To his credit, Bivins calls for a "radical democracy" that would encourage religious language in the public square without enabling religious establishment. (Jeffrey Stout has written a brilliant forthcoming book on this very subject.) I'm heartily attracted to Bivins' hope, but I fail to see how it addresses the most intractable issues raised by antiliberals, especially by the Berrigans.

To put the matter pointedly: Is liberal capitalist democracy now the horizon of the Christian political imagination? For secular and religious intellectuals, "socialism" once named a vision of freedom and equality conceived in a radically different (and in my view inspiring) way. I would contend that the demise of that hope is the condition, not only for antiliberalism, but for the reformulations of liberal order now known as "neo-conservatism," "compassionate conservatism," or "democratic capitalism." Founded on proprietary individualism and the legitimacy of market competition, none of these oxymoronic constructions is a real alternative to liberal order. While Bivins might counter that "radical democracy" provides such a counter, I would respond that "really existing" democratic theory has always rested on a conception of individual freedom without warrant in Christian theology.

That's why Bivins would have to turn to theology for a fundamental critique of liberal democracy—one which, I'd wager, also allows us to imagine a radical alternative. In the work of John Howard Yoder, John Milbank, Oliver O'Donovan, and William Cavanaugh, we see the outlines of a political theology through which Christians could express and critique their political practice, not in the language of liberalism, but in that of ecclesial life and tradition. There, the body of Christ becomes a distinctive form of political agency and imagination, and ecclesiology becomes a spiritual formation that doubles as political education. While these writers don't prescribe a Christian politics in a liberal order, they do insist that faith, hope, and charity are prior, not parallel, to democracy, and that democracy itself cannot survive or flourish without the sort of people crafted by sacred text and liturgy. Liberalism has lived off the moral capital of the Christian virtues, and Christians, right and left, have rendered them unto Caesar all too readily. Ironically, the reminder that democracy is not divinity is the most salutary service Christian antiliberals provide, not only to the church, but to democracy.
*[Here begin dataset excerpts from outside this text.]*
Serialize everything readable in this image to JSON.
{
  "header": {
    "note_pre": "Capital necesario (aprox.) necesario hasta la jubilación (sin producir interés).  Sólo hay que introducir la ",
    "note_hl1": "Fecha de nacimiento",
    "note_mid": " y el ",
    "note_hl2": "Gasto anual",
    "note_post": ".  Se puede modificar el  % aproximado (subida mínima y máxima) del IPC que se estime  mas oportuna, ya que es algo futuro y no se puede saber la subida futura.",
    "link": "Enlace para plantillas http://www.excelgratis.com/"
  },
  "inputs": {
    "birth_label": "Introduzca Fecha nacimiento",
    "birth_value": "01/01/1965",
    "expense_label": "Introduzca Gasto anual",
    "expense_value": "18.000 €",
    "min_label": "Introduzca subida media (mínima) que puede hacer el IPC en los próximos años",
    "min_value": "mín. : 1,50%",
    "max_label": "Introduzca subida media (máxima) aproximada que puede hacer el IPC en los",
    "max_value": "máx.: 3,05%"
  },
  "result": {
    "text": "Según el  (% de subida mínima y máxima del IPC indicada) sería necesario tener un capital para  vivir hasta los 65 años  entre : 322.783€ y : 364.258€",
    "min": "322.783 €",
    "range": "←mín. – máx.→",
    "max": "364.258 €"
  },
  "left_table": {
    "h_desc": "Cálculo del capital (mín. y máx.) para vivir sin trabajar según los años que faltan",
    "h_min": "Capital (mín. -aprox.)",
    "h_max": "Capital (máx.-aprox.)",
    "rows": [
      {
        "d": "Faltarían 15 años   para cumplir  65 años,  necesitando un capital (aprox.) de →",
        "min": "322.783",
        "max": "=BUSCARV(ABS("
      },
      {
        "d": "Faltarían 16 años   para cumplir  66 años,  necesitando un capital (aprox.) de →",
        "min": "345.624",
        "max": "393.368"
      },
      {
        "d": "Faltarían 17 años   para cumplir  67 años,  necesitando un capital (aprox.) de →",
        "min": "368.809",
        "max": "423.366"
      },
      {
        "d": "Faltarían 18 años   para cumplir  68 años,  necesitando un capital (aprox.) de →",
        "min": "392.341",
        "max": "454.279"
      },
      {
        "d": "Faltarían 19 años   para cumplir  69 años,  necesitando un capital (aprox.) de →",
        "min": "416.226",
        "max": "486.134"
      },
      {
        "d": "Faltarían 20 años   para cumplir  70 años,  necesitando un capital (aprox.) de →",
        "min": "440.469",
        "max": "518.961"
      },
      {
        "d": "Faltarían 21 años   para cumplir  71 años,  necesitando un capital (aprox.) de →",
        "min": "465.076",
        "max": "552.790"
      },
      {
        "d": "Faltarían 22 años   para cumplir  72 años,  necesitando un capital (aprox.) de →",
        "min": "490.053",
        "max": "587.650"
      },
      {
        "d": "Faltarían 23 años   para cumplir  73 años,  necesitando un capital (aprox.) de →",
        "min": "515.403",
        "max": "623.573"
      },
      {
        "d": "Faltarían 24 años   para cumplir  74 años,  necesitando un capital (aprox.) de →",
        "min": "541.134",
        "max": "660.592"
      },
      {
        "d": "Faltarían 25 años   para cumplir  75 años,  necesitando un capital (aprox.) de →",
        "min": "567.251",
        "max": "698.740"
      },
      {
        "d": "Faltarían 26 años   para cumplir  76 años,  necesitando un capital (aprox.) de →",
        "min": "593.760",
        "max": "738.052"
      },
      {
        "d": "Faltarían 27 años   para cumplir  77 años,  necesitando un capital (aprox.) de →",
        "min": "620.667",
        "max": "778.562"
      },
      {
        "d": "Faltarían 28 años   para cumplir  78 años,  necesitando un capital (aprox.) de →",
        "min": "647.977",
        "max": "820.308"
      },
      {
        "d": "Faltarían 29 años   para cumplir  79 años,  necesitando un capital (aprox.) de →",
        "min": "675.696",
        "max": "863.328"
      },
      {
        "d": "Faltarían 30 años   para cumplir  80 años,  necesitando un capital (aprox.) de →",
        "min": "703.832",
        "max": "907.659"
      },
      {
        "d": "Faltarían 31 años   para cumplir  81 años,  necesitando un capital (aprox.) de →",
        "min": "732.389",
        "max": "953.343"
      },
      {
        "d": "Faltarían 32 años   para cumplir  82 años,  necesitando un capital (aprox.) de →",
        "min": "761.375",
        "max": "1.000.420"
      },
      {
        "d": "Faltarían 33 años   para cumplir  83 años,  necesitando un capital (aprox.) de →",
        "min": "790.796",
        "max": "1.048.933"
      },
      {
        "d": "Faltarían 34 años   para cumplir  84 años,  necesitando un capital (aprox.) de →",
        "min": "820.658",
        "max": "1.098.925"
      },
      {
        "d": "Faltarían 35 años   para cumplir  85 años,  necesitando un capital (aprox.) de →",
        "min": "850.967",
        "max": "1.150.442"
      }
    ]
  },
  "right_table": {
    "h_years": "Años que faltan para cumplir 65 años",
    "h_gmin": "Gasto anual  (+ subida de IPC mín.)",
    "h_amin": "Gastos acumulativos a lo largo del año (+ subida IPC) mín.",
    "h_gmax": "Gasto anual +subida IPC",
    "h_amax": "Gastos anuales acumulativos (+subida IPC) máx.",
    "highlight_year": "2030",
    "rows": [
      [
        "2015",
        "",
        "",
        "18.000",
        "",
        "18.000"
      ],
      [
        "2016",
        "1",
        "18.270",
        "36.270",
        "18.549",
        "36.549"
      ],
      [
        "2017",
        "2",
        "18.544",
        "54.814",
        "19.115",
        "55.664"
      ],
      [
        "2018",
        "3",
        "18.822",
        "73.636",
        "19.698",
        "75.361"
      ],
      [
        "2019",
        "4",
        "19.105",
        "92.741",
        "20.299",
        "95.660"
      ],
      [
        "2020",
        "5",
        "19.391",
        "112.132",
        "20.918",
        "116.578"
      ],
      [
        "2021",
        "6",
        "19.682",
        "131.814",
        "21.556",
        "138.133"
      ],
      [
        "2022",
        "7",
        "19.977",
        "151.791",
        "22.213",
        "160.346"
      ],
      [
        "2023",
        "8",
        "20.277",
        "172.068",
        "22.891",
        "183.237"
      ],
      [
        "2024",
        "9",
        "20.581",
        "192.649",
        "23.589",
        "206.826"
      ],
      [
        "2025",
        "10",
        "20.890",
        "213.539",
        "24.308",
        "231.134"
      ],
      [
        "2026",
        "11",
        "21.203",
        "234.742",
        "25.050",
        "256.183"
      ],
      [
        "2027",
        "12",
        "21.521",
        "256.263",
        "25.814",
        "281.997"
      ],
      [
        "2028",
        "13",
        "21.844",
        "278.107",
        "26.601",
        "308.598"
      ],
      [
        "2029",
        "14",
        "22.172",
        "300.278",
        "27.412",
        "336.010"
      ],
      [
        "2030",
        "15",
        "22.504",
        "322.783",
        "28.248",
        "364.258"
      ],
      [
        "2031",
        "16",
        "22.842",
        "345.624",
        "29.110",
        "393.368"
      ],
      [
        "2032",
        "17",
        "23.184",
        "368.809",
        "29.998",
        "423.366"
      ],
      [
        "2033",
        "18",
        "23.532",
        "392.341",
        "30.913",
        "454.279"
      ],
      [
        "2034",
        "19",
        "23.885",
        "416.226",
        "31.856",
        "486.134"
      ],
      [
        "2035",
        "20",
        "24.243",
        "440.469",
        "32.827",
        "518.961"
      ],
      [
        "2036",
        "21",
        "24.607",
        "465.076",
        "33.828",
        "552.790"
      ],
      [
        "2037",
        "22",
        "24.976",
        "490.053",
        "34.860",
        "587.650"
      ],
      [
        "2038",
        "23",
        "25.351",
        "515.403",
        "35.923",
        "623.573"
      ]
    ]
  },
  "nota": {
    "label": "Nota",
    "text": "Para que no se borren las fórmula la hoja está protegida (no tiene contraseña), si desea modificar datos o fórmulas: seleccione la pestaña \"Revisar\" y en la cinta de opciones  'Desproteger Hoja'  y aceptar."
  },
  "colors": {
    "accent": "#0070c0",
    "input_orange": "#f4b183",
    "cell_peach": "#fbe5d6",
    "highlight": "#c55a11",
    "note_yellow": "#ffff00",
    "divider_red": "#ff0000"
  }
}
Eugene McCarraher is professor of humanities at Villanova University. He is the author of Christian Critics: Religion and the Impasse in Modern American Social Thought (Cornell Univ. Press).

1. Bivins would have profited from perusing Lisa McGerr's Suburban Warriors: The Origins of the New American Right (Princeton Univ. Press, 2001), where McGerr demonstrates that, far from holding a bastion of "traditional values," Christian conservatism represents a distinctive version of consumer culture and technological modernity—a liberalism that dares not speak its name.